I should take a second and explain something that Vincent Versace explains in one of his tutorials. He tells us that we should start our editing process with the largest over all fix first, and then work our way to the smaller fixes. For example, if we need to color correct, than that should come first. Removing some acne on a face should come later, as we edit. With that said, lets assume that this image above has been color corrected, and every other major edit has been performed already. We only want to get it to a nice looking black and white with only some "color spots".
Drag the background layer (in the layers well) down and drop it on to the "duplicate layer" icon, which is the square in a square icon. This will copy the background layer, and now you should have two layers. Under the "Image" heading on the top of the software screen, select "adjustments", and then choose "hue/saturation". Take the saturation slider and move it all of the way to the left, or to "-100". You should be seeing a black and white image. We are not there yet, but we are close. The image seems to lack some pop, or lack some true black and true whites.
Next we are going to dial in the blacks and the whites. This can be done in a number of different ways. I will show you a couple of different ways to do this, here in this blog entry. The different ways that I will show you are perhaps the two most common. Performing both of these on each image that you edit might be overkill. The idea here is to show you a couple of different ways that you can use with any image that you wish to change to a black and white, and then you can find what works best for you.
The first way that I would like to show you, in order to boost the blacks and the whites, is with the levels tool. Click on, and drag the new black and white layer down to the same "new layer icon" in order to copy it to a new layer. Click on the "Image" heading once again and then choose the "adjust" heading, and then click on "levels".

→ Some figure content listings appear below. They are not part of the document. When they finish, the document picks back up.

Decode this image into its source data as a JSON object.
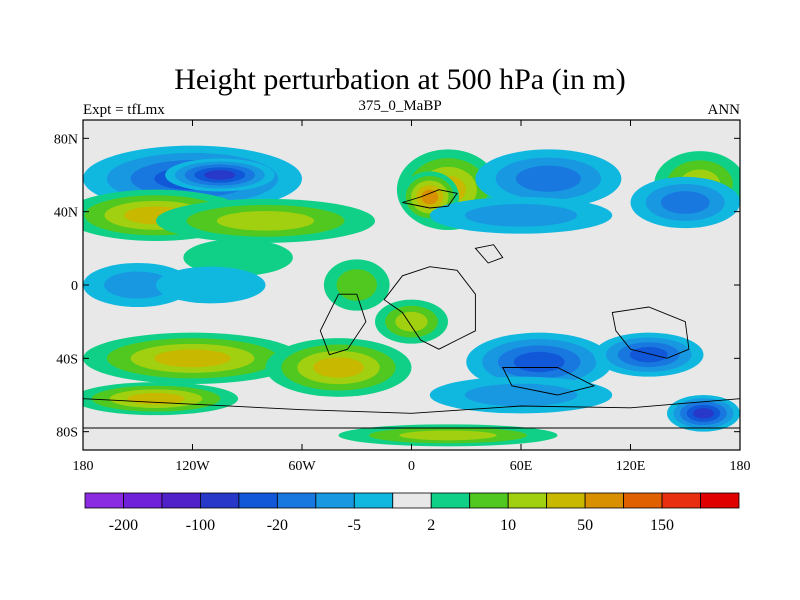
{
  "chart_data": {
    "type": "heatmap",
    "title": "Height perturbation at 500 hPa (in m)",
    "subtitle_left": "Expt = tfLmx",
    "subtitle_center": "375_0_MaBP",
    "subtitle_right": "ANN",
    "x_ticks": [
      "180",
      "120W",
      "60W",
      "0",
      "60E",
      "120E",
      "180"
    ],
    "x_tick_values": [
      -180,
      -120,
      -60,
      0,
      60,
      120,
      180
    ],
    "y_ticks": [
      "80N",
      "40N",
      "0",
      "40S",
      "80S"
    ],
    "y_tick_values": [
      80,
      40,
      0,
      -40,
      -80
    ],
    "xlim": [
      -180,
      180
    ],
    "ylim": [
      -90,
      90
    ],
    "colorbar": {
      "levels": [
        -200,
        -150,
        -100,
        -50,
        -20,
        -10,
        -5,
        -2,
        2,
        5,
        10,
        20,
        50,
        100,
        150,
        200
      ],
      "labels": [
        "-200",
        "-100",
        "-20",
        "-5",
        "2",
        "10",
        "50",
        "150"
      ],
      "colors": [
        "#8a2be2",
        "#7020d8",
        "#5020c8",
        "#2838c8",
        "#1058d8",
        "#1878e0",
        "#1898e0",
        "#10b8e0",
        "#e8e8e8",
        "#10d088",
        "#50c820",
        "#a0d010",
        "#c8b800",
        "#d89000",
        "#e06000",
        "#e83010",
        "#e00000"
      ]
    },
    "blobs": [
      {
        "lon": -120,
        "lat": 58,
        "rx": 60,
        "ry": 18,
        "level": 4
      },
      {
        "lon": -105,
        "lat": 60,
        "rx": 30,
        "ry": 9,
        "level": 3
      },
      {
        "lon": -140,
        "lat": 38,
        "rx": 50,
        "ry": 14,
        "level": 12
      },
      {
        "lon": -80,
        "lat": 35,
        "rx": 60,
        "ry": 12,
        "level": 11
      },
      {
        "lon": -95,
        "lat": 15,
        "rx": 30,
        "ry": 10,
        "level": 9
      },
      {
        "lon": 20,
        "lat": 52,
        "rx": 28,
        "ry": 22,
        "level": 12
      },
      {
        "lon": 10,
        "lat": 48,
        "rx": 16,
        "ry": 14,
        "level": 13
      },
      {
        "lon": 75,
        "lat": 58,
        "rx": 40,
        "ry": 16,
        "level": 5
      },
      {
        "lon": 60,
        "lat": 38,
        "rx": 50,
        "ry": 10,
        "level": 6
      },
      {
        "lon": 158,
        "lat": 55,
        "rx": 25,
        "ry": 18,
        "level": 11
      },
      {
        "lon": 150,
        "lat": 45,
        "rx": 30,
        "ry": 14,
        "level": 5
      },
      {
        "lon": -150,
        "lat": 0,
        "rx": 30,
        "ry": 12,
        "level": 6
      },
      {
        "lon": -110,
        "lat": 0,
        "rx": 30,
        "ry": 10,
        "level": 7
      },
      {
        "lon": -30,
        "lat": 0,
        "rx": 18,
        "ry": 14,
        "level": 10
      },
      {
        "lon": 0,
        "lat": -20,
        "rx": 20,
        "ry": 12,
        "level": 11
      },
      {
        "lon": -120,
        "lat": -40,
        "rx": 60,
        "ry": 14,
        "level": 12
      },
      {
        "lon": -40,
        "lat": -45,
        "rx": 40,
        "ry": 16,
        "level": 12
      },
      {
        "lon": 70,
        "lat": -42,
        "rx": 40,
        "ry": 16,
        "level": 4
      },
      {
        "lon": 130,
        "lat": -38,
        "rx": 30,
        "ry": 12,
        "level": 4
      },
      {
        "lon": 60,
        "lat": -60,
        "rx": 50,
        "ry": 10,
        "level": 6
      },
      {
        "lon": -140,
        "lat": -62,
        "rx": 45,
        "ry": 9,
        "level": 12
      },
      {
        "lon": 20,
        "lat": -82,
        "rx": 60,
        "ry": 6,
        "level": 11
      },
      {
        "lon": 160,
        "lat": -70,
        "rx": 20,
        "ry": 10,
        "level": 3
      }
    ]
  }
}
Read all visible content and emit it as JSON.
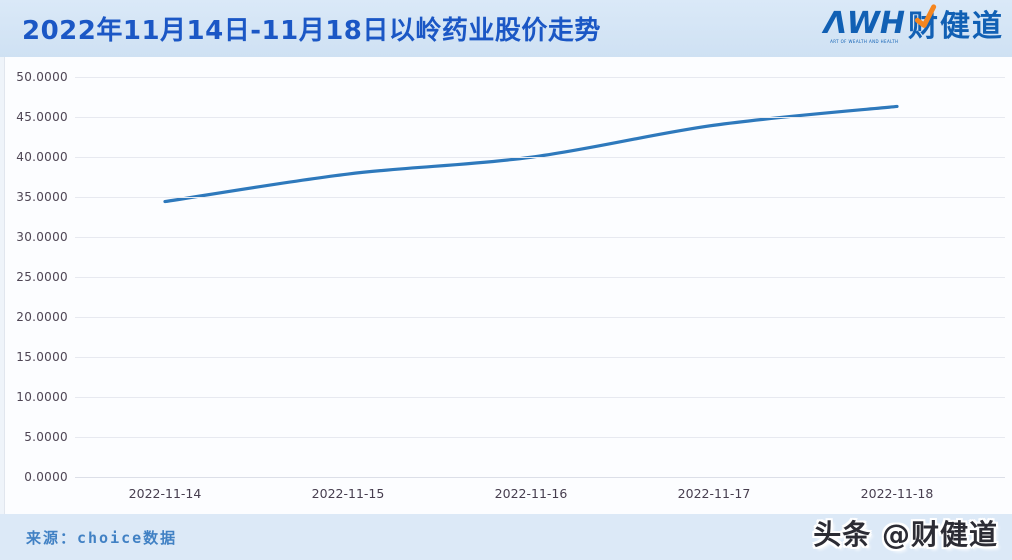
{
  "header": {
    "title": "2022年11月14日-11月18日以岭药业股价走势",
    "logo": {
      "awh": "ΛWH",
      "cn": "财健道",
      "tagline": "ART OF WEALTH AND HEALTH",
      "brand_blue": "#1160b4",
      "accent_orange": "#f5861f"
    }
  },
  "chart_data": {
    "type": "line",
    "title": "2022年11月14日-11月18日以岭药业股价走势",
    "categories": [
      "2022-11-14",
      "2022-11-15",
      "2022-11-16",
      "2022-11-17",
      "2022-11-18"
    ],
    "values": [
      34.43,
      37.87,
      39.97,
      43.97,
      46.32
    ],
    "xlabel": "",
    "ylabel": "",
    "ylim": [
      0,
      50
    ],
    "yticks": [
      "0.0000",
      "5.0000",
      "10.0000",
      "15.0000",
      "20.0000",
      "25.0000",
      "30.0000",
      "35.0000",
      "40.0000",
      "45.0000",
      "50.0000"
    ],
    "grid": true,
    "legend": "none",
    "line_color": "#2e79bc",
    "grid_color": "#e7e9f0",
    "tick_color": "#4e4554"
  },
  "footer": {
    "source": "来源：choice数据",
    "watermark": "头条 @财健道"
  }
}
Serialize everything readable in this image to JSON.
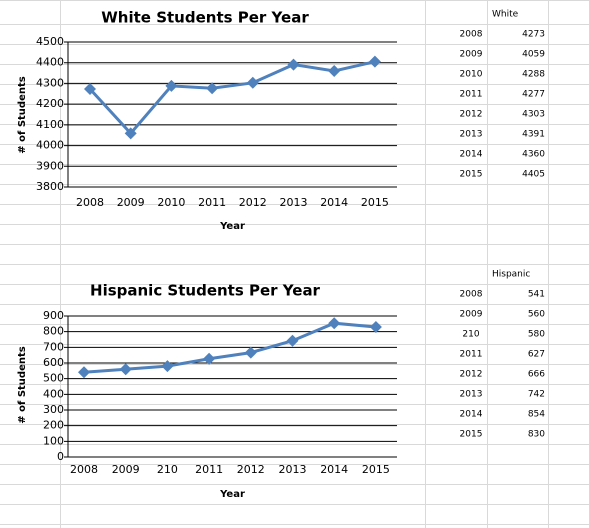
{
  "chart_data": [
    {
      "type": "line",
      "title": "White Students Per Year",
      "x_label": "Year",
      "y_label": "# of Students",
      "categories": [
        "2008",
        "2009",
        "2010",
        "2011",
        "2012",
        "2013",
        "2014",
        "2015"
      ],
      "values": [
        4273,
        4059,
        4288,
        4277,
        4303,
        4391,
        4360,
        4405
      ],
      "color": "#4f81bd",
      "ylim": [
        3800,
        4500
      ],
      "yticks": [
        3800,
        3900,
        4000,
        4100,
        4200,
        4300,
        4400,
        4500
      ],
      "grid": true
    },
    {
      "type": "line",
      "title": "Hispanic Students Per Year",
      "x_label": "Year",
      "y_label": "# of Students",
      "categories": [
        "2008",
        "2009",
        "210",
        "2011",
        "2012",
        "2013",
        "2014",
        "2015"
      ],
      "values": [
        541,
        560,
        580,
        627,
        666,
        742,
        854,
        830
      ],
      "color": "#4f81bd",
      "ylim": [
        0,
        900
      ],
      "yticks": [
        0,
        100,
        200,
        300,
        400,
        500,
        600,
        700,
        800,
        900
      ],
      "grid": true
    }
  ],
  "tables": [
    {
      "header": "White",
      "rows": [
        [
          "2008",
          4273
        ],
        [
          "2009",
          4059
        ],
        [
          "2010",
          4288
        ],
        [
          "2011",
          4277
        ],
        [
          "2012",
          4303
        ],
        [
          "2013",
          4391
        ],
        [
          "2014",
          4360
        ],
        [
          "2015",
          4405
        ]
      ]
    },
    {
      "header": "Hispanic",
      "rows": [
        [
          "2008",
          541
        ],
        [
          "2009",
          560
        ],
        [
          "210",
          580
        ],
        [
          "2011",
          627
        ],
        [
          "2012",
          666
        ],
        [
          "2013",
          742
        ],
        [
          "2014",
          854
        ],
        [
          "2015",
          830
        ]
      ]
    }
  ]
}
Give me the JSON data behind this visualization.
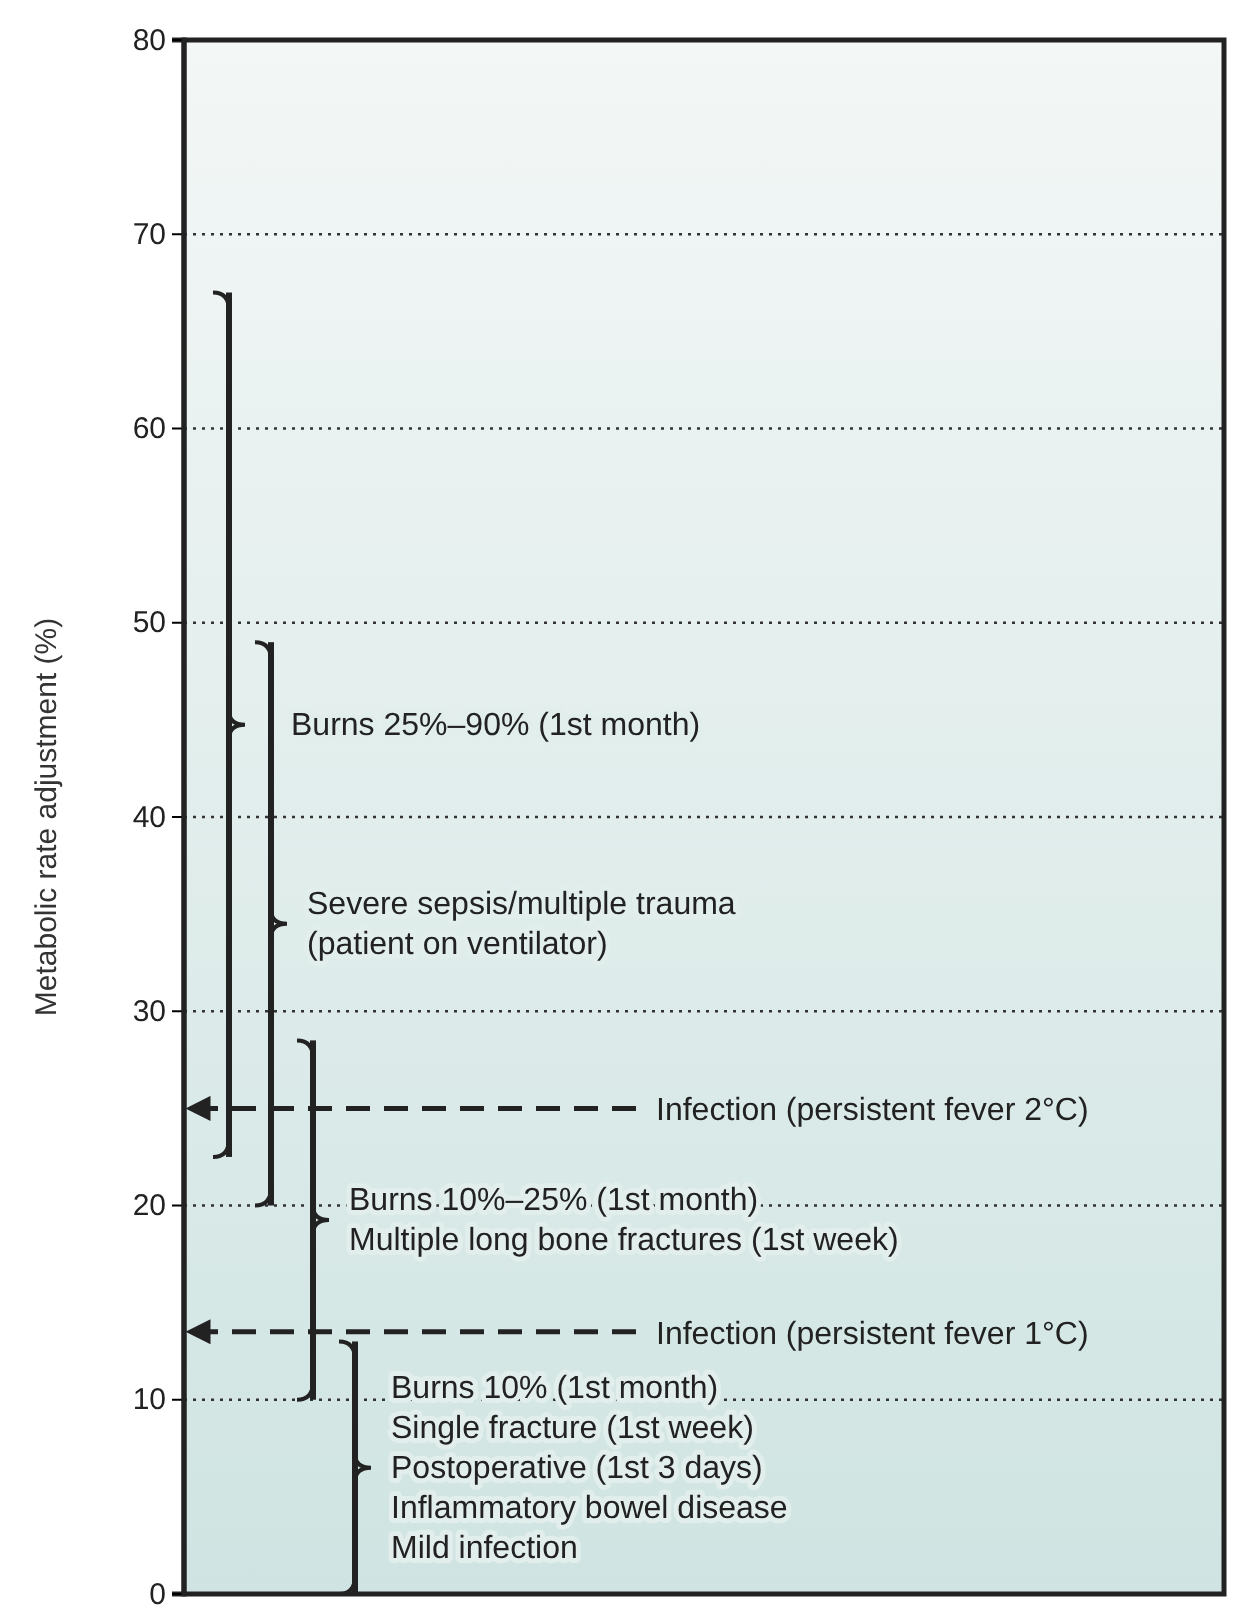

The pop up screen for the levels slider, or the dialog box, is our black and white images' histogram. Move the left (black) slider to the right until it is just under the first bit of black information in the histogram. Next, slide the right (white) slider to the left, until it is sitting just under the first bit of white information in the histogram. You may now move the medium grey slider (in the middle, towards the black and white sliders) to taste, but do so slowly. I have done this step in the image below.
Now there is something that you might need to do before moving on. If the new (levels) adjustments seem to be too harsh looking, or too intense, then you might want to tone them down a little. You can do this by lowering the "opacity" of the new levels adjustment layer in the layer pallet well.
A second way to perform this "poping of the blacks and the whites" step is by using a curves adjustment layer. Imagine if you will, that you did not perform the above "levels" procedure, but instead opted to do it this way, using a curves adjustment layer instead. With the new black and white layer highlit, and not the background layer, simply click on the half white half black circle in the layers pallet well. Choose "curves" from the adjustment layer pop up menu. A new layer will appear after you do this.
What you need to do next is to click on the black eye dropper in the new curves pop up, and then click on the part of your image that is supposed to be a true black. Repeat this with the white dropper, on the true white part of the image, and you can even repeat it with the medium grey dropper too, if you need to. Most of the time I do not use the medium grey dropper. Click "O.K.".
If the new resulting curves adjustment layer is too harsh looking, or intense, you can tone it down by simply adjusting the opacity slider in the layers pallet well. Click on the number, or the percentage showing in number form, and slide it to the left.
Once you are done, it is time to "merge down" the new (curves or levels) adjustment layer. What you need to do here is click on the "Layer" heading, and then choose "merge down". You should see that your newly adjusted (curves or levels) layer has been merged down and combined into the second layer.
Next, it is time to create a layer mask. With the top layer high lit, simply click on the "add a layer mask icon" which is the brown square with the white circle inside of it, in the layers pallet well. This makes the active, or high lit layer a layer mask.
You have just used levels, layer masks, and a curves adjustment layer all in one edit job. If you have never used any of these tools or tasks, take a bow! These tasks are not too hard to perform, but way too many folks are scared to use them, or even learn about them! Practice will bring speed, and a faster workflow.